Speculate, Replicate, Eradicate: The 3D Additivist Manifesto

by Corinna Kirsch on March 20, 2015 Internet

The 3D Additivist Manifesto from Morehshin Allahyari and Daniel Rourke

This week the Internet gave birth to a new manifesto.”The 3D Addivist Manifesto,” a collaborative video-text between artists Morehshin Allahyari and writer Daniel Rourke, explains the tenets of the digital manifesto over a sleek background of a black-and-white printed planet. The voice of the narrator has a slow, creaky voice, a blend of human and machine:

Additivism can emancipate us.
Additivism will eradicate us.

We call for: Designs, blueprints and instructions for 3D printing:

    1. Tools of industrial espionage
    2. Tools for self-defense against armed assault
    3. Tools to disguise
    4. Tools to aid/disrupt surveillance
    5. Tools to raze/rebuild
    6. Objects beneficial in the promotion of protest, and unrest
    7. Objects for sealing and detaining
    8. Torture devices
    9. Instruments of chastity, and psychological derangement
    10. Sex machines

We want to encourage, interfere, and reverse-engineer the possibilities encoded into the censored, the invisible, and the radical notion of the 3D printer itself. To endow the printer with the faculties of plastic: condensing imagination within material reality. 

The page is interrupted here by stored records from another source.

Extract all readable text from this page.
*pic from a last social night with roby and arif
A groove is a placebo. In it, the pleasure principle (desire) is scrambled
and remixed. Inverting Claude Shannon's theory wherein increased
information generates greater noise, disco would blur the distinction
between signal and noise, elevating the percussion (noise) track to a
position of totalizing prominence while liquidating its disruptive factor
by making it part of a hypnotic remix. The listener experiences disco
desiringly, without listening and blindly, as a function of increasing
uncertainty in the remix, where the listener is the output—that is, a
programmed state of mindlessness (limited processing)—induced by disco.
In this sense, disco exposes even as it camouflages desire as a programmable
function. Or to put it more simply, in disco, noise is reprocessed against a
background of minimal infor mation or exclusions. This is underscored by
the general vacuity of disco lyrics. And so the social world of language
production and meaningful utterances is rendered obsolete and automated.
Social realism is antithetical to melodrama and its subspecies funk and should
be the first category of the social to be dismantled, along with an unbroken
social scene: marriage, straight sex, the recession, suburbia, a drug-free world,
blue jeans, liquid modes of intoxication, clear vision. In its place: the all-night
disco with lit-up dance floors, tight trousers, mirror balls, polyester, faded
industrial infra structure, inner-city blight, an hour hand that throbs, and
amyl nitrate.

We call not for passive, dead technologies but rather for a gradual awakening of matter, the emergence, ultimately, of a new form of life. 

It’s about time, 2015. With every new machine-age, come manifestos to help us figure out how to relate to each other, as well as our machines. From the violent beauty of the Futurists to the menacing biotech in the “Cyborg Manifesto,” we’ve clamored for a way forward that isn’t tied town to the past. Savage poetry—rather than clarity—tends to be a manifesto’s strong suit.